False Positive vs. False Alert
It is important to differentiate these two since they have very significantly different implications and solutions.
False Positive
A False Positive occurs when an inspection tools makes an incorrect classification or conclusion. The obvious manifestation of this would be a benign file being flagged as malicious, but can manifest in many different ways dependiong on the tool, what is being inspected, and how that is taking place. In some increasingly rare instances, it could even manifest as something malicious being flagged as benign. In these cases, the “error” lies with the tool and it's misclassification. The “solution” here would be to address the tool's inspection (open a ticket with vendor, address and update inspection logic rules, etc...). Too many False Positives can be indicative of a poor quality tool.
False Alert
This is in stark contrast to a False Alert. These typically manifest as Alerts for suspicious or potentially malicious activities, but they are “sanctioned” or allowed. An example here could be an Alert for the installation of remote software (RMM, like AnyDesk), but that tool is the one purchased and paid for by Business for that purpose. In these cases, the “Inspection Tool Logic” is sound, that activity is indeed what transpired, the tool is not “falsely” misidentifying the activity. In most cases, these Alerts are POTENTIALLY indicative of something suspicious (the incorrect RMM tools being installed, for example, would be suspicious), but aren't necessarily absolutely malicious in and of themselves.
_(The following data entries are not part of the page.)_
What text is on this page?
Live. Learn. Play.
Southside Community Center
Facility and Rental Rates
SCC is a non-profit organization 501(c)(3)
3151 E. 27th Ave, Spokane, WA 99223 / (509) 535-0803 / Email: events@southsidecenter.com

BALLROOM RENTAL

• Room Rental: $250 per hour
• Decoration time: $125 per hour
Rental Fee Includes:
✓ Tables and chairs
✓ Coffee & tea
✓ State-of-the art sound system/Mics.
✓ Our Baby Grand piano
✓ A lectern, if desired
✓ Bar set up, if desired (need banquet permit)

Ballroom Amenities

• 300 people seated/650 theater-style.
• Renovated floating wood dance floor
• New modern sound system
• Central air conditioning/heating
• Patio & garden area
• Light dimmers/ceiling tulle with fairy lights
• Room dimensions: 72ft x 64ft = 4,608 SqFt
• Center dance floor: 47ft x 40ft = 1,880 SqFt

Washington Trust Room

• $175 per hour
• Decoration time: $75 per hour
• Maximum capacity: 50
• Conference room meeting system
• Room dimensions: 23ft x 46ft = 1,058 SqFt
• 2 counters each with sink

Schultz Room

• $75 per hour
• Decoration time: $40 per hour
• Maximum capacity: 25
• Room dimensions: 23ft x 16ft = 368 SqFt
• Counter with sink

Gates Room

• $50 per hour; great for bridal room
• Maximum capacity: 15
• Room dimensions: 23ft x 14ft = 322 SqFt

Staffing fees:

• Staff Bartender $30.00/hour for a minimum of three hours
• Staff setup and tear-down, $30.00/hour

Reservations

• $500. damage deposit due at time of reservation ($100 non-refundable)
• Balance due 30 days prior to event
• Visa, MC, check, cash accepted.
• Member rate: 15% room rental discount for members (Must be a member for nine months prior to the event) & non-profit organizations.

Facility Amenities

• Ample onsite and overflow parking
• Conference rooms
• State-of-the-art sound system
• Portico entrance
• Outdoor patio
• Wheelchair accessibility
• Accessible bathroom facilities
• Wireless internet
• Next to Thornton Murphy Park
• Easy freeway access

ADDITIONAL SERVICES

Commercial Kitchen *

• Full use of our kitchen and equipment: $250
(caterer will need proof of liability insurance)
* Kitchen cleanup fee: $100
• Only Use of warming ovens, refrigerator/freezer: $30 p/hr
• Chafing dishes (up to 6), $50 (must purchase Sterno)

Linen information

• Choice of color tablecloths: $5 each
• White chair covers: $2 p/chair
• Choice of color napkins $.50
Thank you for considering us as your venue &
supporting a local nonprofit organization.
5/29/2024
The “solution” here is much more nebulous; it may be that an application logic and data flow needs to be re-architected, it may be that some Business practices may need to re-align with more modern and secure methods, or it may just be that an exception is needed for these Alerts, it really depends on the fine details of the situation. Too many False Alerts is NOT indicative of a poor quality tool (though an inability to effect except them might be), but if not dealt with sufficiently, can easily lead to that impression.
Negative Effects
Too many Falses, of either type, can lead to significant negative effects. This might be something like Upper Management having a dim opinion of Security Team or their choice Tools. It could lead to lots of unnecessary efforts with ineffective P&Ps. In almost all cases, these can be avoided and addressed by understanding the differences between Falses, and focusing on the underlying causes of the Alerts.